For my annual Russian novel, I chose a Tolstoy novella, The Death of Ivan Ilyich. Of all the world’s literature, nineteenth century Russian is my favorite. Depressed people with patronyms and convoluted sentences. This is my happy place.

The title gives it away, but Ivan Ilyich dies in this book. He does so at the beginning of the story, leaving his family with not enough money to get by on. This sort of thing happens a lot in Russian literature.

Right after Tolstoy kills him off, we go back in time to see the course of his life as a living man. If this were twenty-five years ago and I were still an English undergraduate, I might care about this unconventional structure, but I’m middle aged and can’t be bothered.

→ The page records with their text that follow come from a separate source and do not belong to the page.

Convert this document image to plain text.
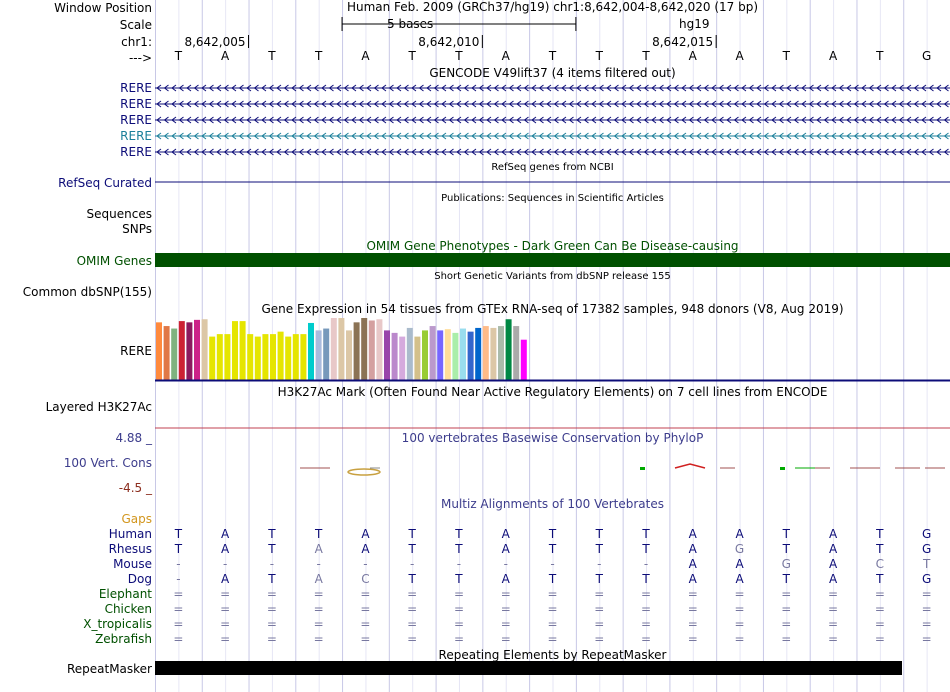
Window Position
Scale
chr1:
--->
RERE
RERE
RERE
RERE
RERE
RefSeq Curated
Sequences
SNPs
OMIM Genes
Common dbSNP(155)
RERE
Layered H3K27Ac
100 Vert. Cons
4.88 _
-4.5 _
Gaps
Human
Rhesus
Mouse
Dog
Elephant
Chicken
X_tropicalis
Zebrafish
RepeatMasker
Human Feb. 2009 (GRCh37/hg19) chr1:8,642,004-8,642,020 (17 bp)
5 bases	hg19
8,642,005	8,642,010	8,642,015
T	A	T	T	A	T	T	A	T	T	T	A	A	T	A	T	G
GENCODE V49lift37 (4 items filtered out)
RefSeq genes from NCBI
Publications: Sequences in Scientific Articles
OMIM Gene Phenotypes - Dark Green Can Be Disease-causing
Short Genetic Variants from dbSNP release 155
Gene Expression in 54 tissues from GTEx RNA-seq of 17382 samples, 948 donors (V8, Aug 2019)
H3K27Ac Mark (Often Found Near Active Regulatory Elements) on 7 cell lines from ENCODE
100 vertebrates Basewise Conservation by PhyloP
Multiz Alignments of 100 Vertebrates
T	A	T	T	A	T	T	A	T	T	T	A	A	T	A	T	G
T	A	T	A	A	T	T	A	T	T	T	A	G	T	A	T	G
-	-	-	-	-	-	-	-	-	-	-	A	A	G	A	C	T
-	A	T	A	C	T	T	A	T	T	T	A	A	T	A	T	G
=	=	=	=	=	=	=	=	=	=	=	=	=	=	=	=	=
=	=	=	=	=	=	=	=	=	=	=	=	=	=	=	=	=
=	=	=	=	=	=	=	=	=	=	=	=	=	=	=	=	=
=	=	=	=	=	=	=	=	=	=	=	=	=	=	=	=	=
Repeating Elements by RepeatMasker
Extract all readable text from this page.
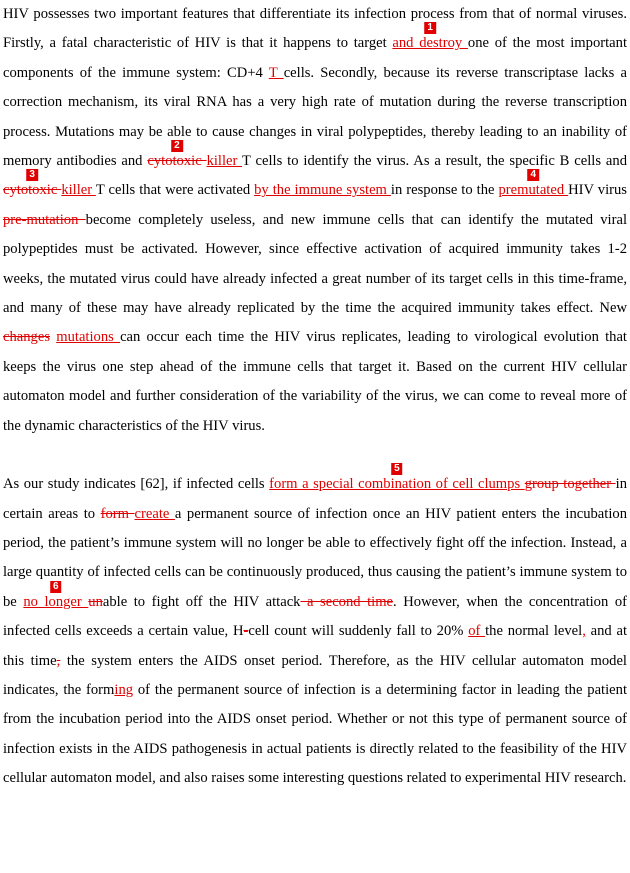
HIV possesses two important features that differentiate its infection process from that of normal viruses. Firstly, a fatal characteristic of HIV is that it happens to target
1
and destroy one of the most important components of the immune system: CD+4 T cells. Secondly, because its reverse transcriptase lacks a correction mechanism, its viral RNA has a very high rate of mutation during the reverse transcription process. Mutations may be able to cause changes in viral polypeptides, thereby leading to an inability of memory antibodies and
2
cytotoxic killer T cells to identify the virus. As a result, the specific B cells and
3
cytotoxic killer T cells that were activated by the immune system in response to the
4
premutated HIV virus pre-mutation become completely useless, and new immune cells that can identify the mutated viral polypeptides must be activated. However, since effective activation of acquired immunity takes 1-2 weeks, the mutated virus could have already infected a great number of its target cells in this time-frame, and many of these may have already replicated by the time the acquired immunity takes effect. New changes mutations can occur each time the HIV virus replicates, leading to virological evolution that keeps the virus one step ahead of the immune cells that target it. Based on the current HIV cellular automaton model and further consideration of the variability of the virus, we can come to reveal more of the dynamic characteristics of the HIV virus.

As our study indicates [62], if infected cells
5
form a special combination of cell clumps group together in certain areas to form create a permanent source of infection once an HIV patient enters the incubation period, the patient’s immune system will no longer be able to effectively fight off the infection. Instead, a large quantity of infected cells can be continuously produced, thus causing the patient’s immune system to be
6
no longer unable to fight off the HIV attack a second time. However, when the concentration of infected cells exceeds a certain value, H-cell count will suddenly fall to 20% of the normal level, and at this time, the system enters the AIDS onset period. Therefore, as the HIV cellular automaton model indicates, the forming of the permanent source of infection is a determining factor in leading the patient from the incubation period into the AIDS onset period. Whether or not this type of permanent source of infection exists in the AIDS pathogenesis in actual patients is directly related to the feasibility of the HIV cellular automaton model, and also raises some interesting questions related to experimental HIV research.
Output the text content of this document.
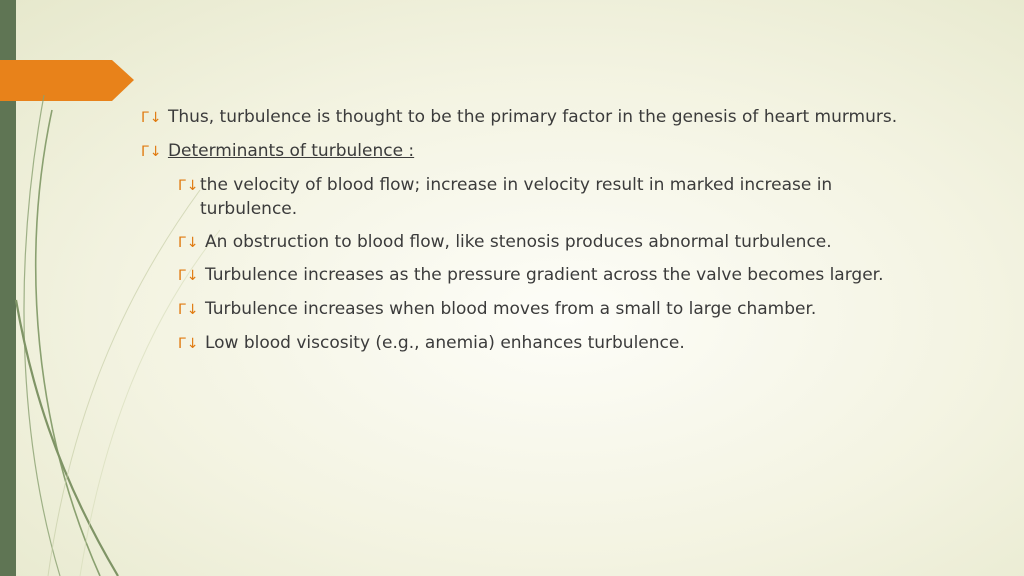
Γ↓ Thus, turbulence is thought to be the primary factor in the genesis of heart murmurs.
Γ↓ Determinants of turbulence :
Γ↓ the velocity of blood flow; increase in velocity result in marked increase in turbulence.
Γ↓ An obstruction to blood flow, like stenosis produces abnormal turbulence.
Γ↓ Turbulence increases as the pressure gradient across the valve becomes larger.
Γ↓ Turbulence increases when blood moves from a small to large chamber.
Γ↓ Low blood viscosity (e.g., anemia) enhances turbulence.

Sometimes Tolstoy writes likeable characters, like dear sweet Pierre in War and Peace. This is your occasional reminder that I read War and Peace last year. I don’t want anyone forgetting. Other times Tolstoy writes assholes. You will not be terribly sad when Ivan Ilyich dies.

Ivan Ilyich cares more about wealth and power than he cares about, for instance, his wife. There’s one home decorating scene, where he’s deciding which furnishing and decorations will best show off his status, that calls to mind the vapid people on HGTV.

It’s while he’s hanging his wealth curtains that Ivan Ilyich stumbles and injures himself. It seems mild, but the injury turns into a chronic condition. Probably. Or perhaps something else causes the illness that slowly weakens Ivan Ilyich. The doctors aren’t sure, though they’re happy to take his money.

George Guidall is one of my favorite audiobook narrators, and he does a magnificent job here, as usual. If you’re curious about Russian literature, this is a fine starting point, especially since the book is fairly short, unlike War and Peace, which I read last year.

My other recommendation would be the George Saunders book A Swim in a Pond in the Rain, which combines Russian shorts stories with literary criticism. I know that sounds like homework but it isn’t. It’s delightful, especially as an audiobook.